Quite uncharacteristically, Trump avoided pouncing on Biden’s obvious gaffes allowing the incumbent president to hoist himself with his own petard and hoist he did. Throughout the debate, if one can even call it that, Biden seemed to have sent his shadow to the event while Trump was out there in full albeit surprisingly restrained force.
In the runup to the debate Trump made ludicrous claims saying that Biden would come to it “jacked up” on performance enhancing drugs. In response, barely half an hour before the debate, the Biden campaign had him mockingly hold a can of water that said, “Zero Malarkey” with him saying, ‘I don’t know what they’ve got in these performance enhancers, but I’m feeling pretty jacked up. Try it yourselves, folks.” In the aftermath of his listless performance at the debate, many Democrats wished Biden were indeed somewhat jacked up.
It was expected to be a debate for Biden to lose rather than for Trump to win. However, from the get-go the president appeared visibly devoid of vigor, a situation made worse by his enfeebled voice which was later attributed to a cold.
Much was said in the media about how Biden had been intensely engaged in preparing for the debate at Camp David and how he was raring to go. That was not evident during the debate.
Trump on the other hand seemed to channel a line from the 1987 movie ‘The Untouchables’, directed by Brian De Palma, about the life of the Chicago gangster Al Capone. In one particularly memorable scene, Capone played brilliantly by Robert De Niro, says, “A man becomes preeminent, he’s expected to have enthusiasms.” Trump, who during a recent rally made a strange reference to Capone in a different context, clearly had more “enthusiasms.”
The two CNN anchors, Dana Bash and Jake Tapper’s questions, while substantive, were entirely predictable and delivered in a tone shorn of any discernible bias. They really kept their tone studiedly moderate in their role as moderators. In some ways that anodyne approach failed to enliven the debate.

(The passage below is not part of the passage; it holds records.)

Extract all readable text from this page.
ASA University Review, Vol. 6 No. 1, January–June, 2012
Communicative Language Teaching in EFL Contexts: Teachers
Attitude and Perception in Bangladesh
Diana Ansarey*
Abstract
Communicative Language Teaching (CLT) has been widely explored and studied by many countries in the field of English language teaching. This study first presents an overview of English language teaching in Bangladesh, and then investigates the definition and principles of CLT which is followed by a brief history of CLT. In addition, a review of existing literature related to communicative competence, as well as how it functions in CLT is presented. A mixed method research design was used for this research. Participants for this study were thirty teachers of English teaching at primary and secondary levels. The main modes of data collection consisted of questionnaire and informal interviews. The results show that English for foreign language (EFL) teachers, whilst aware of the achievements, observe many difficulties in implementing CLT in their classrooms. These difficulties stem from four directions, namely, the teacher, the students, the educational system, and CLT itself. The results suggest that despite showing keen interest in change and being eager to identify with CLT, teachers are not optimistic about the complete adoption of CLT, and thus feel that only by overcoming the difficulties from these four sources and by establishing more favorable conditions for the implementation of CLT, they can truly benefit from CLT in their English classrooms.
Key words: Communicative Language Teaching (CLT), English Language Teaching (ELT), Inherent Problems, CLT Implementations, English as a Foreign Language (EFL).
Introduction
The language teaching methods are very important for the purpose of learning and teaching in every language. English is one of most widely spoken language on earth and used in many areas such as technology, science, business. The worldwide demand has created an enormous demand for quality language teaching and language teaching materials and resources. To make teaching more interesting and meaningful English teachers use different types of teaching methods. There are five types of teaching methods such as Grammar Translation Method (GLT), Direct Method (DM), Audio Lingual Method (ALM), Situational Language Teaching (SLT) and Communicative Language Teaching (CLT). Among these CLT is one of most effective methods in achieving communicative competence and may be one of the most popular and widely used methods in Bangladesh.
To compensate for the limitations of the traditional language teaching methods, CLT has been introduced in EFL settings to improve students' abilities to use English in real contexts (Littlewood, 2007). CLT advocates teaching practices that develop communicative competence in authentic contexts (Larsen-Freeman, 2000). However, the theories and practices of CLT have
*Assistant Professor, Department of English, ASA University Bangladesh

In less than five minutes of the start of the debate it became obvious that the Democratic Party had a problem on hand in Biden’s unenthused presence. He frequently failed to make full use of his time, trailing off midway through his answers, which prompted Bash and Tapper to gently tell him that he has some more time left.
Unlike their 2020 debate, when Trump loomed over Biden interrupting him often, this time around the former president was remarkably disciplined even while dishing out manifest falsehoods about his record of economic mismanagement, disastrous handling of the Covid pandemic and so on.
What shocked and worried many Democrats was that despite being offered so many opportunities by Trump to call his bluff on many issues, Biden appeared to let them slide by.
It was a measure of the panic in the Democratic Party post-debate that they had to send Vice President Kamala Harris to CNN to salvage some of the situation. She tried to make a distinction between Biden’s lackluster performance—she called it a “slow start but strong finish”—by saying that the president should be judged on his three and half years of strong performance in office and not the one and half hours on the debate stage.
Soon after the debate even as Biden tried to mitigate his performance saying he could not debate a liar, there were subtle and not-so-subtle calls for him to step aside. On the other side, the Republicans were rejoicing in Trump’s iffy triumph.